The death of Sir Edmund Hillary has prompted remembrances across the globe, from the BBC to World Hum. The most common word used? Inspiration.

Journalists, politicians, and travel writers worldwide are talking about Hillary’s thirst for adventure, his ranking among the great explorers of our planet, his determination and skill, and how these qualities have inspired adventurers and travelers and mountain climbers for decades.

There are two things bothering me about the accolades. The first is epitomized by the remembrance on BBC America last night, a flashback to the Queen’s Coronation Day and the announcement that “Everest has been conquered.” Our way of thinking about nature, mountains in particular, hasn’t changed much since 1953. The thought of “conquering” Everest still gives thousands of people a thrill every year, their fascination etched in heart-stopping detail in Jon Krakauer’s book Into Think Air. We’ve only recently allowed the concept of humans being part of nature creep back into our mindset.

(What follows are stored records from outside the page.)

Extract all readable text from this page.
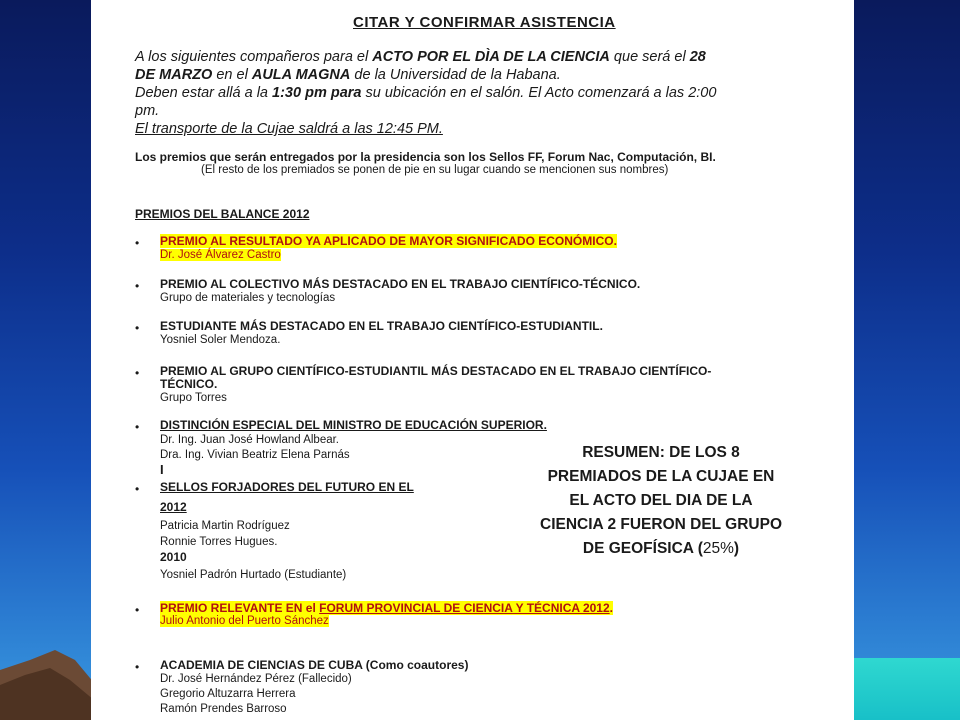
CITAR Y CONFIRMAR ASISTENCIA
A los siguientes compañeros para el ACTO POR EL DÌA DE LA CIENCIA que será el 28
DE MARZO en el AULA MAGNA de la Universidad de la Habana.
Deben estar allá a la 1:30 pm para su ubicación en el salón. El Acto comenzará a las 2:00
pm.
El transporte de la Cujae saldrá a las 12:45 PM.
Los premios que serán entregados por la presidencia son los Sellos FF, Forum Nac, Computación, BI.
(El resto de los premiados se ponen de pie en su lugar cuando se mencionen sus nombres)
PREMIOS DEL BALANCE 2012
• PREMIO AL RESULTADO YA APLICADO DE MAYOR SIGNIFICADO ECONÓMICO.
Dr. José Álvarez Castro
• PREMIO AL COLECTIVO MÁS DESTACADO EN EL TRABAJO CIENTÍFICO-TÉCNICO.
Grupo de materiales y tecnologías
• ESTUDIANTE MÁS DESTACADO EN EL TRABAJO CIENTÍFICO-ESTUDIANTIL.
Yosniel Soler Mendoza.
• PREMIO AL GRUPO CIENTÍFICO-ESTUDIANTIL MÁS DESTACADO EN EL TRABAJO CIENTÍFICO-
TÉCNICO.
Grupo Torres
• DISTINCIÓN ESPECIAL DEL MINISTRO DE EDUCACIÓN SUPERIOR.
Dr. Ing. Juan José Howland Albear.
Dra. Ing. Vivian Beatriz Elena Parnás
I
• SELLOS FORJADORES DEL FUTURO EN EL
2012
Patricia Martin Rodríguez
Ronnie Torres Hugues.
2010
Yosniel Padrón Hurtado (Estudiante)
• PREMIO RELEVANTE EN el FORUM PROVINCIAL DE CIENCIA Y TÉCNICA 2012.
Julio Antonio del Puerto Sánchez
• ACADEMIA DE CIENCIAS DE CUBA (Como coautores)
Dr. José Hernández Pérez (Fallecido)
Gregorio Altuzarra Herrera
Ramón Prendes Barroso
RESUMEN: DE LOS 8
PREMIADOS DE LA CUJAE EN
EL ACTO DEL DIA DE LA
CIENCIA 2 FUERON DEL GRUPO
DE GEOFÍSICA (25%)
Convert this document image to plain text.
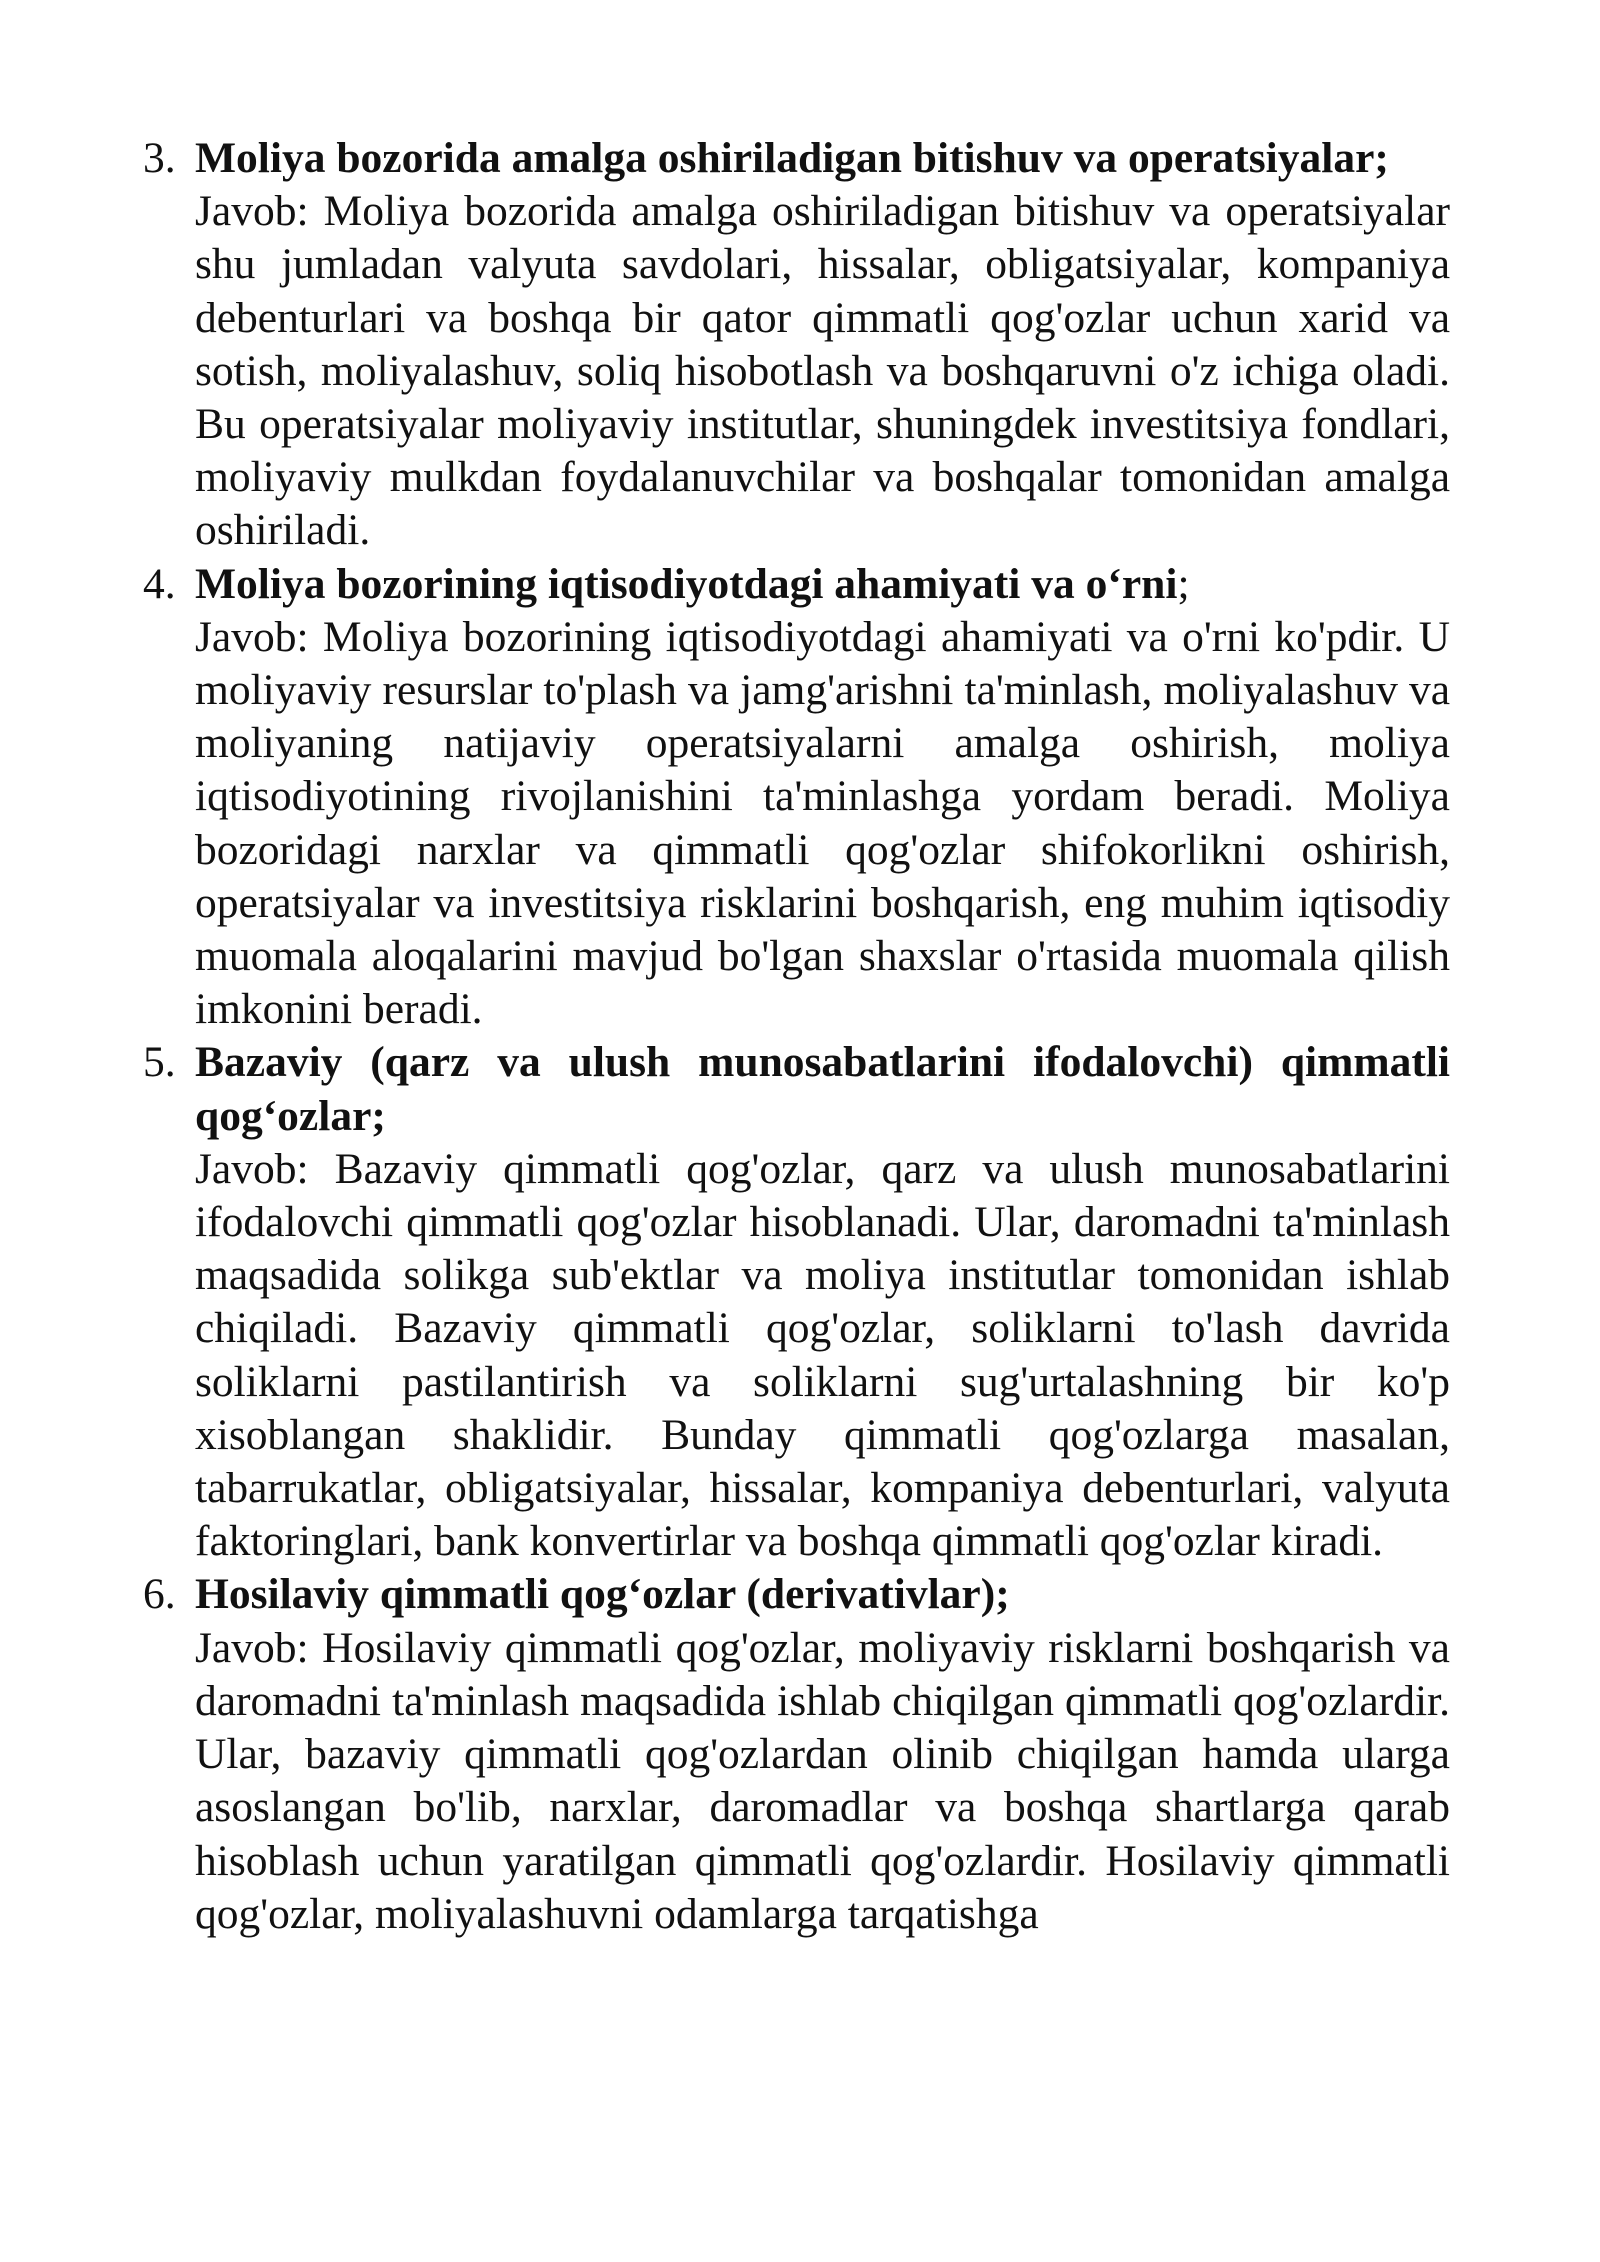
3. Moliya bozorida amalga oshiriladigan bitishuv va operatsiyalar;
Javob: Moliya bozorida amalga oshiriladigan bitishuv va operatsiyalar shu jumladan valyuta savdolari, hissalar, obligatsiyalar, kompaniya debenturlari va boshqa bir qator qimmatli qog'ozlar uchun xarid va sotish, moliyalashuv, soliq hisobotlash va boshqaruvni o'z ichiga oladi. Bu operatsiyalar moliyaviy institutlar, shuningdek investitsiya fondlari, moliyaviy mulkdan foydalanuvchilar va boshqalar tomonidan amalga oshiriladi.
4. Moliya bozorining iqtisodiyotdagi ahamiyati va o‘rni;
Javob: Moliya bozorining iqtisodiyotdagi ahamiyati va o'rni ko'pdir. U moliyaviy resurslar to'plash va jamg'arishni ta'minlash, moliyalashuv va moliyaning natijaviy operatsiyalarni amalga oshirish, moliya iqtisodiyotining rivojlanishini ta'minlashga yordam beradi. Moliya bozoridagi narxlar va qimmatli qog'ozlar shifokorlikni oshirish, operatsiyalar va investitsiya risklarini boshqarish, eng muhim iqtisodiy muomala aloqalarini mavjud bo'lgan shaxslar o'rtasida muomala qilish imkonini beradi.
5. Bazaviy (qarz va ulush munosabatlarini ifodalovchi) qimmatli qog‘ozlar;
Javob: Bazaviy qimmatli qog'ozlar, qarz va ulush munosabatlarini ifodalovchi qimmatli qog'ozlar hisoblanadi. Ular, daromadni ta'minlash maqsadida solikga sub'ektlar va moliya institutlar tomonidan ishlab chiqiladi. Bazaviy qimmatli qog'ozlar, soliklarni to'lash davrida soliklarni pastilantirish va soliklarni sug'urtalashning bir ko'p xisoblangan shaklidir. Bunday qimmatli qog'ozlarga masalan, tabarrukatlar, obligatsiyalar, hissalar, kompaniya debenturlari, valyuta faktoringlari, bank konvertirlar va boshqa qimmatli qog'ozlar kiradi.
6. Hosilaviy qimmatli qog‘ozlar (derivativlar);
Javob: Hosilaviy qimmatli qog'ozlar, moliyaviy risklarni boshqarish va daromadni ta'minlash maqsadida ishlab chiqilgan qimmatli qog'ozlardir. Ular, bazaviy qimmatli qog'ozlardan olinib chiqilgan hamda ularga asoslangan bo'lib, narxlar, daromadlar va boshqa shartlarga qarab hisoblash uchun yaratilgan qimmatli qog'ozlardir. Hosilaviy qimmatli qog'ozlar, moliyalashuvni odamlarga tarqatishga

Don’t get me wrong. I love hiking, and have even been known to climb a few mountains. But the challenge implied in the word “conquer” has always confused me. Why does nature have to be something you have to beat? Oh, sure, I know, people now say it’s all about the personal challenge. But it’s not. Not if you look at the language used to describe intrepid travelers chuffing up unmoveable peaks or baring their teeth against raging rivers. “I’ll beat her if it’s the last thing I do” pretty much sums up the attitude.

Sir Edmund Hillary had a better understanding of his relationship with the natural world. Yes, he wanted to climb Everest “because it’s there,” but he also had a reverence for it. He respected it. The generations of climbers who came after him to throw their trash at the mountain’s foot and have Sherpas drag them up to the top just to say they’d done it annoyed the heck out of him.

But more importantly, travelers and adventurers for decades now have missed Hillary’s most important work: not conquering Everest, but using all that skill and determination and passionate drive, as well as the influence he gained through being a public figure, to try to improve the lives of those who lived in Everest’s shadow.

The inspiration here is not about throwing yourself into a foreign world, or against a death-defying natural force, but in realizing that to go is no longer enough. Anybody can go. Anybody can travel. Anybody can come back with fascinating personal experiences and a new understanding of the world around them. But there are few people (Kira Salak is one) who take that extra step that brings travel beyond a selfish personal interest. Until we start seriously exploring space, the age of exploration and adventure is over. It’s humanity that needs exploring, not quirky customs of foreign cultures; the search now is for solidarity.

That’s the true legacy of Sir Edmund Hillary. It’s not enough to climb the mountain, to go home and write your book and pay your bills and nestle back into your consumer society. If you’re intrepid enough to pull yourself up Everest, you can use that energy and determination to make a difference in the lives of the people whose cultures so fascinate you.